Cloudia, that's the best way. Just enough to create an image in the reader's head.

Deka, you're right. I guess that's why writing is still an art and not a science.

Oscar Case said...

A good description of using good description.

Charles Gramlich said...

Oscar, thanks!

Erik Donald France said...

On NS: Agreed. The more different from the every day present, the more helpful are the telling details folded in.
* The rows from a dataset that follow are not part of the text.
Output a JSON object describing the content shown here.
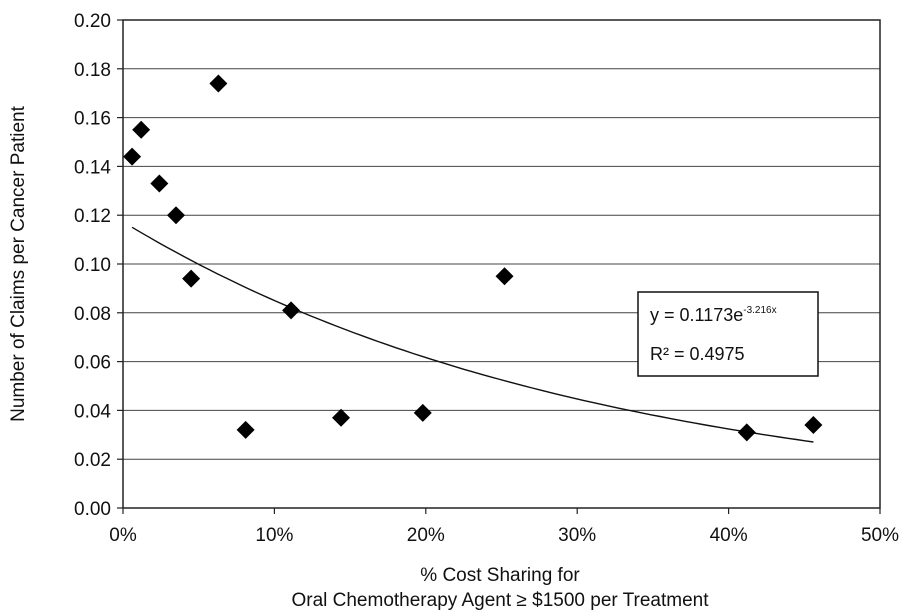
{
  "chart_data": {
    "type": "scatter",
    "title": "",
    "xlabel_line1": "% Cost Sharing for",
    "xlabel_line2": "Oral Chemotherapy Agent ≥ $1500 per Treatment",
    "ylabel": "Number of Claims per Cancer Patient",
    "xlim": [
      0,
      50
    ],
    "ylim": [
      0,
      0.2
    ],
    "x_unit": "%",
    "x_ticks": [
      "0%",
      "10%",
      "20%",
      "30%",
      "40%",
      "50%"
    ],
    "y_ticks": [
      "0.00",
      "0.02",
      "0.04",
      "0.06",
      "0.08",
      "0.10",
      "0.12",
      "0.14",
      "0.16",
      "0.18",
      "0.20"
    ],
    "grid": "horizontal",
    "points": [
      {
        "x": 0.6,
        "y": 0.144
      },
      {
        "x": 1.2,
        "y": 0.155
      },
      {
        "x": 2.4,
        "y": 0.133
      },
      {
        "x": 3.5,
        "y": 0.12
      },
      {
        "x": 4.5,
        "y": 0.094
      },
      {
        "x": 6.3,
        "y": 0.174
      },
      {
        "x": 8.1,
        "y": 0.032
      },
      {
        "x": 11.1,
        "y": 0.081
      },
      {
        "x": 14.4,
        "y": 0.037
      },
      {
        "x": 19.8,
        "y": 0.039
      },
      {
        "x": 25.2,
        "y": 0.095
      },
      {
        "x": 41.2,
        "y": 0.031
      },
      {
        "x": 45.6,
        "y": 0.034
      }
    ],
    "marker": "diamond",
    "marker_color": "#000000",
    "trendline": {
      "type": "exponential",
      "a": 0.1173,
      "b": -3.216,
      "x_range": [
        0.6,
        45.6
      ],
      "equation_main": "y = 0.1173e",
      "equation_exponent": "-3.216x",
      "r2_label": "R² = 0.4975"
    }
  }
}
Add: unless you want readers to think of every day now things in a different way, like Picasso vision or its equivalent.

Lisa said...

I always enjoy your teaching, heading that way now.

Charles Gramlich said...

Erik, I think that kind of distortion of reality is used a lot in horror fiction. Take something normal and make it 'different' in some way.

Ocean girl, thankee!

ivan said...

No question that you write very well!

But too much description can lead to over-writing (Say it on: purple prose).
I think you did not over-write your two example passages from Wings Over Talera in the blog just before this one (and I understand that sci-fi writing needs to be a bit "goosed"), but the passage where "Vohanna took another step toward me. And a third. Down the skull steps from her throne she came, and it seemed her sandals spurned the dusky wine that cascaded beneath her feet. Her eyes teemed with scarlet embers and with...other things"--had me almost doing a double- take.
But I stayed with the passion of the writing.
It made me think of what the late Norman Mailer used to say about writing: The rendering of powerfully felt emotion, on the printed page, with elegance and tact.

But in the last count, I'd say you do write beatifully, certainly with elegance and tact.

Charles Gramlich said...

Ivan, thanks. I appreciate that, as one wordsmith to another. Personally, I much enjoy purple-tinged prose, although it can certainly go too far.